Las decapitaciones de rehenes extranjeros, primero, y el si cabe todavía más cruel asesinato por el fuego de un piloto árabe, jordano por más señas, oportunamente enjaulado como una fiera, nos colocan ante el espectáculo de la barbarie en estado puro.

Estábamos demasiado acostumbrados desde la invasión de Irak a que nos mostraran en la pequeña pantalla las guerras de Oriente Próximo como un casi fascinante espectáculo de fuegos artificiales en medio de la noche.

Y ahora nos estremece ver por televisión esas imágenes de las nuevas víctimas del terrorismo yihadista, aunque oportunamente censuradas para que no hieran nuestra sensibilidad de civilizados occidentales.

Pero parecidos hechos bárbaros ocurren diariamente, sin que tomemos nota de ello, en unos países árabes convulsos desde que a Washington, a Londres, y luego también a París se les ocurrió que lo mejor que podía hacerse era derrocar a sus odiados dictadores -los que no eran de los nuestros- sin pensar en lo que podría ocurrir allí al día siguiente.

Y lo que sucedió fue, no la llegada de la democracia, hábil pretexto utilizado para aquellas intervenciones, sino el estallido de guerras fratricidas, a cual más feroz, entre grupos étnicos y facciones igualmente fanáticas de un Islam que parece no haber salido de la más oscura Edad Media.

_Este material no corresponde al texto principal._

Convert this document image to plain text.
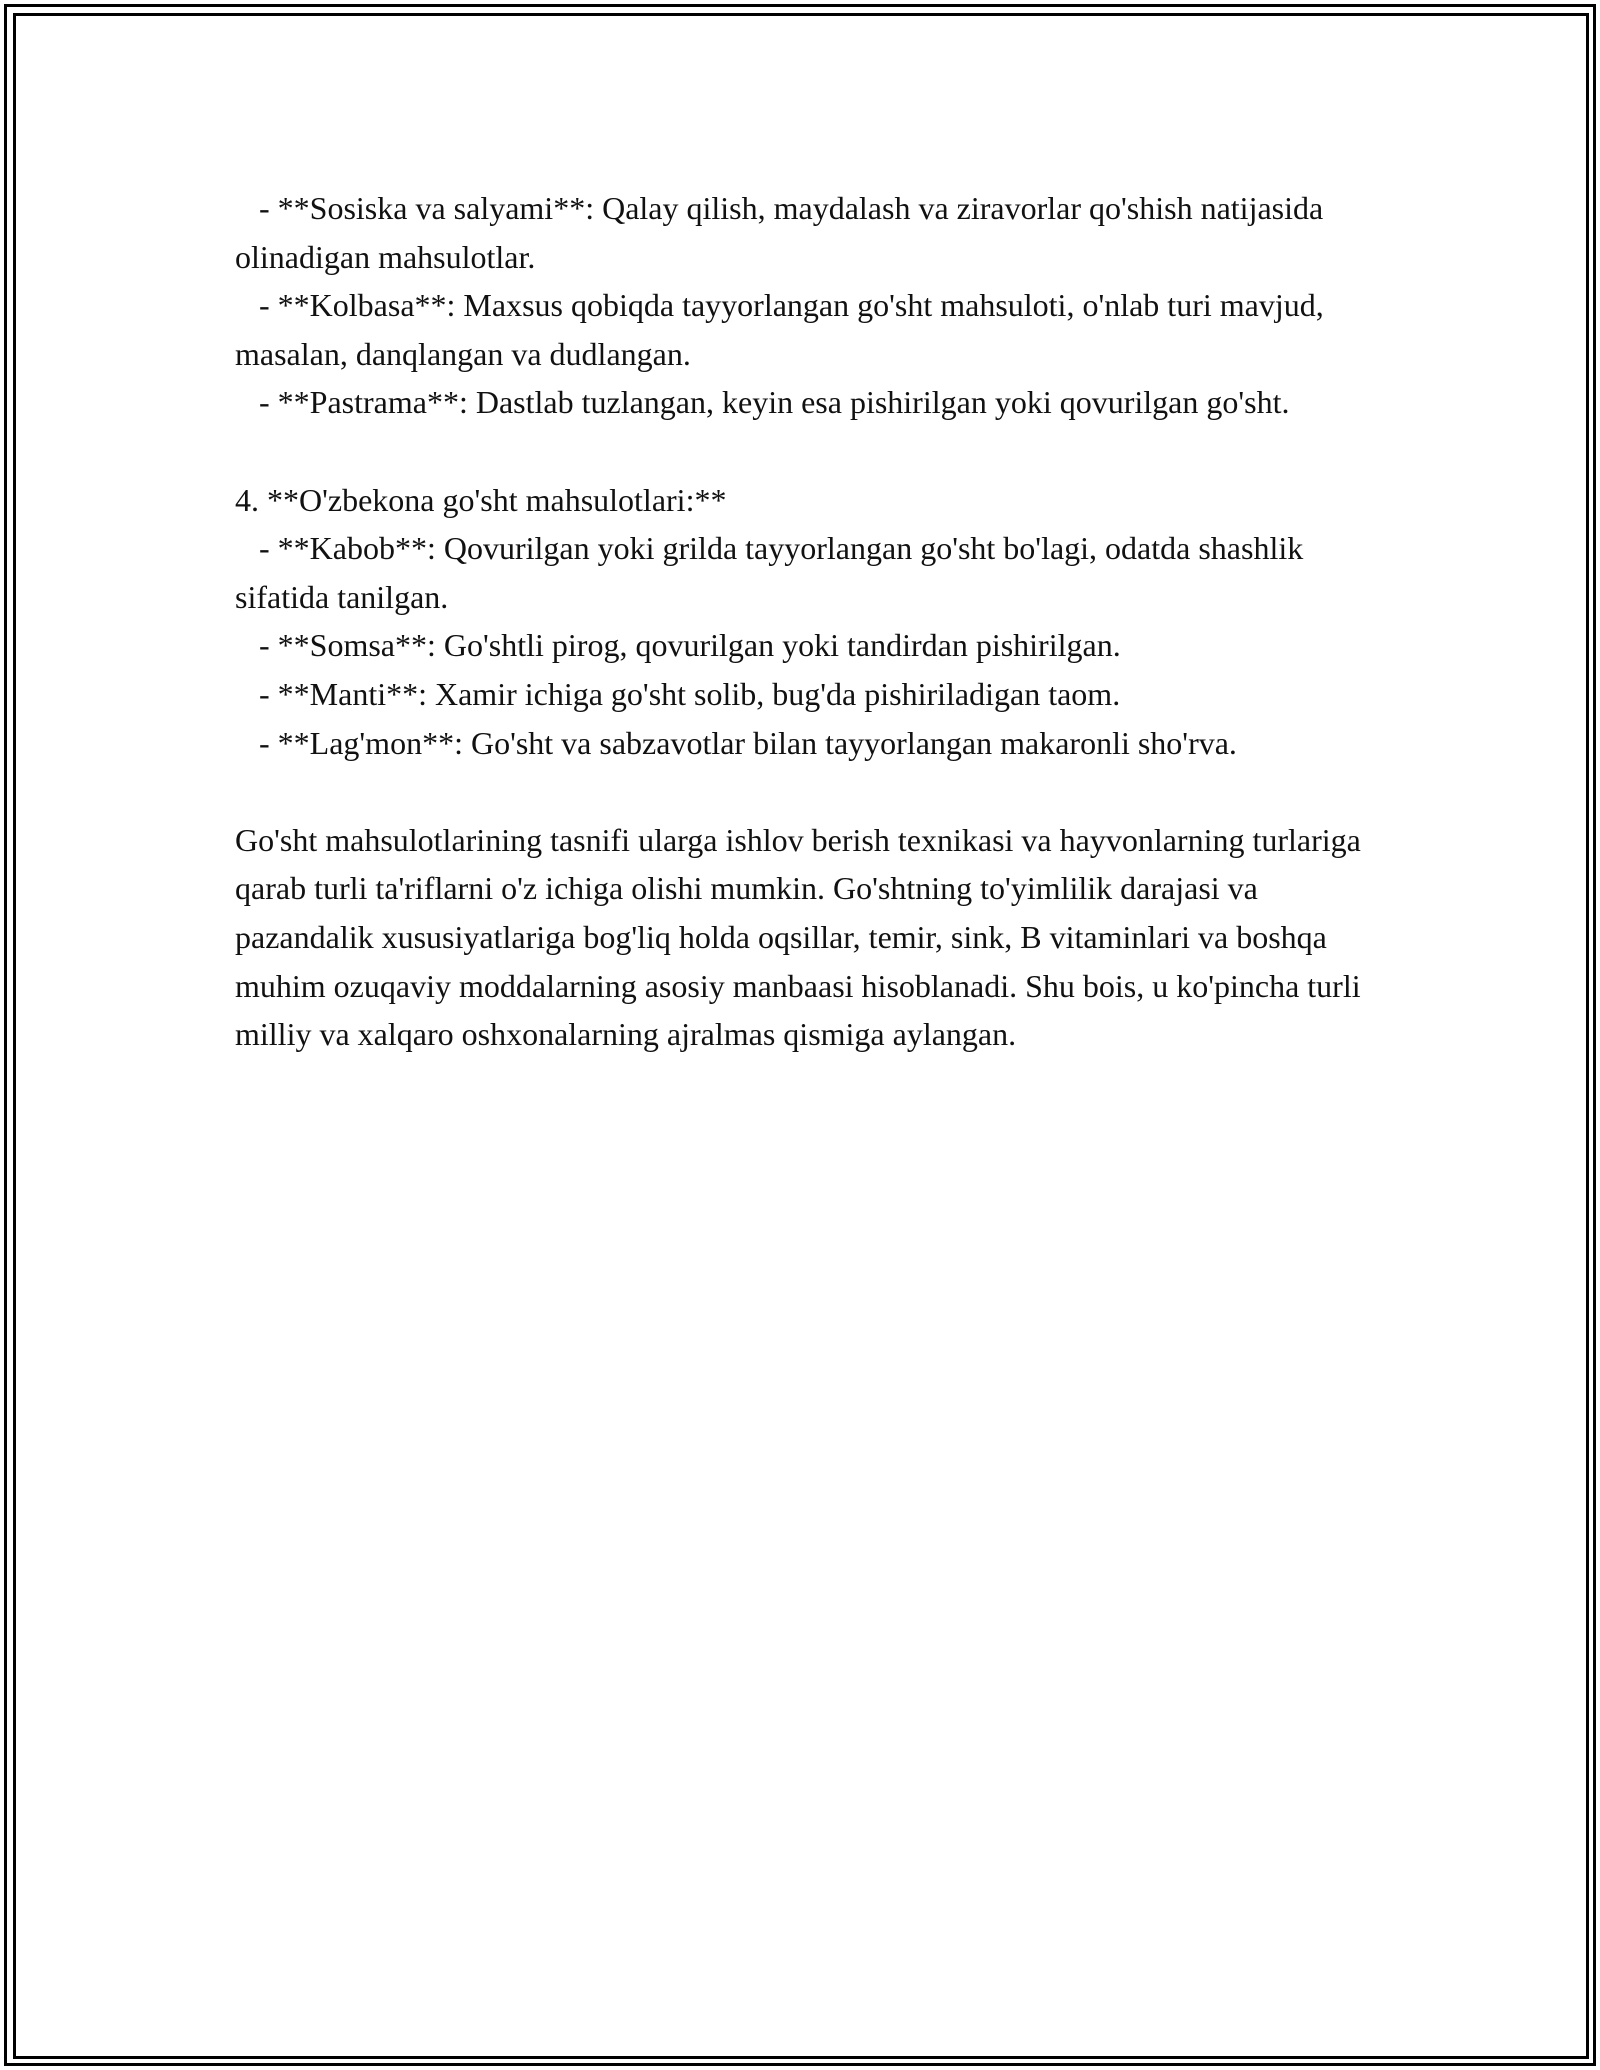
- **Sosiska va salyami**: Qalay qilish, maydalash va ziravorlar qo'shish natijasida olinadigan mahsulotlar.

- **Kolbasa**: Maxsus qobiqda tayyorlangan go'sht mahsuloti, o'nlab turi mavjud, masalan, danqlangan va dudlangan.

- **Pastrama**: Dastlab tuzlangan, keyin esa pishirilgan yoki qovurilgan go'sht.

4. **O'zbekona go'sht mahsulotlari:**

- **Kabob**: Qovurilgan yoki grilda tayyorlangan go'sht bo'lagi, odatda shashlik sifatida tanilgan.

- **Somsa**: Go'shtli pirog, qovurilgan yoki tandirdan pishirilgan.

- **Manti**: Xamir ichiga go'sht solib, bug'da pishiriladigan taom.

- **Lag'mon**: Go'sht va sabzavotlar bilan tayyorlangan makaronli sho'rva.

Go'sht mahsulotlarining tasnifi ularga ishlov berish texnikasi va hayvonlarning turlariga qarab turli ta'riflarni o'z ichiga olishi mumkin. Go'shtning to'yimlilik darajasi va pazandalik xususiyatlariga bog'liq holda oqsillar, temir, sink, B vitaminlari va boshqa muhim ozuqaviy moddalarning asosiy manbaasi hisoblanadi. Shu bois, u ko'pincha turli milliy va xalqaro oshxonalarning ajralmas qismiga aylangan.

Y ahora Jordania, ese país árabe que se apuntó a la alianza contra el Estado Islámico, ha querido vengar el cruel asesinato de su piloto con la ejecución de dos terroristas que tenía en su poder, uno de ellos mujer, mientras sus ciudadanos exigen más venganza, que se crucifique incluso a los yihadistas.

Es como si de pronto volviésemos no ya a la Edad Media, sino a los tiempos en los que imperaba la ley del talión, sólo que esta vez, gracias a las nuevas tecnologías, lo que sucede en esas tierras bíblicas se difunde inmediatamente como alarmante noticia o siniestra propaganda, según convenga, por todo el globo.

Y los gobernantes de las democracias occidentales y las dictaduras árabes como Egipto o esas monarquías feudales que, como la saudí, fomentan el yihadismo en todo el mundo hacen piña contra un terror que ahora amenaza con desbordarlos a todos.

Y nuestros políticos se preocupan y no encuentran explicación alguna al fenómeno de que jóvenes de origen árabe pero nacidos ya en países europeos, de la segunda o incluso tercera generación, sientan de pronto una malsana fascinación por la violencia más extrema de la propaganda yihadista.

Jóvenes muchas veces sin trabajo ni posibilidad de conseguirlo, que en algunos casos se dedicaban al trapicheo en los tristes barrios en los que transcurría su existencia, y que un día dejaron el alcohol, las drogas y las discotecas y creyeron ver finalmente la luz al escuchar a algún siniestro imán que les prometía el paraíso si se unían a ese combate en tierras que ellos antes nunca habían pisado.